O desejo não é, portanto, interior a um sujeito, tampouco tende para um objeto [...] Só há desejo quando há desdobramento de determinado campo, propagação de determinados fluxos, emissão de determinadas partículas [...] desejar não é de modo algum coisa fácil [...] desejo que certamente nada tem a ver com falta nem com a ’lei’ [...] o desejo nunca deve ser interpretado, é ele que experimenta [...] Só há desejo agenciado e maquinado [...] O desejo não está reservado para privilegiados; tampouco está reservado ao êxito de uma revolução uma vez feita. Ele é em si mesmo, processo revolucionário imanente. Ele é construtivista, de modo algum espontaneísta”. (DELEUZE e PARNET, 1998, p.105-7-11-12, grifos dos autores).

Os textos deleuzianos têm a preocupação em esclarecer qual é o lugar que o desejo ocupa num quadro teórico que argumenta a favor das multiplicidades, das diferenças, da rede de mediadores. Enquanto princípio de ação se associa com conceitos como agenciamentos, desterritorialização, linhas de fuga amplamente presentes em sua teoria. Todas essas explicações a respeito do desejo se reúnem no conceito de “máquina desejante” ou “agenciamento maquínico” e suas derivações. “Máquina, maquinismo, ‘maquínico’: não é uma mecânica, nem orgânico.[...] a máquina é um conjunto de vizinhança homem-ferramenta-animal- coisa” (DELEUZE e PARNET, 1998, p.121-2). Nessa perspectiva, o desejo é um conceito que ocupa lugar privilegiado na TRM. As mediações acontecem em virtude das pulsões que provocam as ações na relação H-NH.

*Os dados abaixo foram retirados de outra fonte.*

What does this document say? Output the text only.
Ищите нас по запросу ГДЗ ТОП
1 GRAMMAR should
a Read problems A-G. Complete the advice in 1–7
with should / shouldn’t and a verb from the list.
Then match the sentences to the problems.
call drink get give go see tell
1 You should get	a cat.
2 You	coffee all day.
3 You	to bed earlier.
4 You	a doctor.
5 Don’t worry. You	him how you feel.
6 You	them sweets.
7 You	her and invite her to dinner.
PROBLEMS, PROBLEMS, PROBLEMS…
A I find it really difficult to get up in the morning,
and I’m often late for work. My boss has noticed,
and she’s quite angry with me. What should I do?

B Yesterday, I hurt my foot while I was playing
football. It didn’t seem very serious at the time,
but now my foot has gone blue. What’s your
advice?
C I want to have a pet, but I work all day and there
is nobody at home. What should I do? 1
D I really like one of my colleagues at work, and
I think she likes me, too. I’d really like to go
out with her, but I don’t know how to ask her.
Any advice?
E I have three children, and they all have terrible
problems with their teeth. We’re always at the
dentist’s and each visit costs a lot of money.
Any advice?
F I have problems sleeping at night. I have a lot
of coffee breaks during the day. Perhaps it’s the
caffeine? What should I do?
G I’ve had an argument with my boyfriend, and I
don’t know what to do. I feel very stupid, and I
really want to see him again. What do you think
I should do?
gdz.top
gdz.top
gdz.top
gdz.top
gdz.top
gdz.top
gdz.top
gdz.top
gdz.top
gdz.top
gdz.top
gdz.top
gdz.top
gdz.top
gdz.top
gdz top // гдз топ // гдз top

Máquinas desejantes entendidas como enunciação coletiva do desejo. “O termo máquina envolve uma noção de arranjamento de multiplicidades” (KROEF, 2001, p.03). “O desejo nada tem haver com uma determinação natural ou

espontânea, só há desejo agenciando, agenciado, maquinado”. (DELEUZE e GUATTARI, 1997, p.78).

Nessa perspectiva, o desejo se manifesta como princípio de ação na performance docente enquanto movimento de produção, criação. O princípio da máquina desejante deleuziano está fortemente associado à noção de construção/criação tanto filosófica [conceitos], artística [perceptos e afectos] ou científica [proposições]. (DELEUZE e GUATTARI, 1992). O desejo é essencialmente construtivismo. (BOUTANG, 1989; BAPTISTA, 1998).

Foucault (1977), pergunta: como introduzir o desejo no pensamento, no discurso, na ação? Como o desejo pode e deve desdobrar suas forças na esfera do político e se intensificar no processo de reversão da ordem estabelecida? Perguntas que suscitam muitas respostas e que o autor responde quando afirma que a “ligação do desejo com a realidade (e não sua fuga, nas formas de representação) possui uma força revolucionária”. Não existem modelos ou roteiros para responder as perguntas. Mas, existem ações. E é no interior dessas ações, tal como é o processo de elaboração de mediadores didáticos para EaD, que se mapeia essa prerrogativa construtivista inédita.

As teses platônicas, freudianas e lacanianas sobre o desejo são muito mais complexas do que a abordagem que se faz aqui. Implicam numa discussão mais aprofundada sobre a filosofia, fenomenologia e a psicanálise. Das contribuições de Espinosa, Foucault, Deleuze e Guattari sobre o desejo produtivo, sobre a vontade de potência, contrai-se o postulado que se refere à potência das máquinas desejantes. Entende-se o desejo como princípio de ação na performance docente. Como extravasamento da potência. Criação de condições. Trata-se o desejo como conceito filosófico que ressoa na educação gerando novas compreensões sobre o processo de elaboração de materiais didáticos para EaD.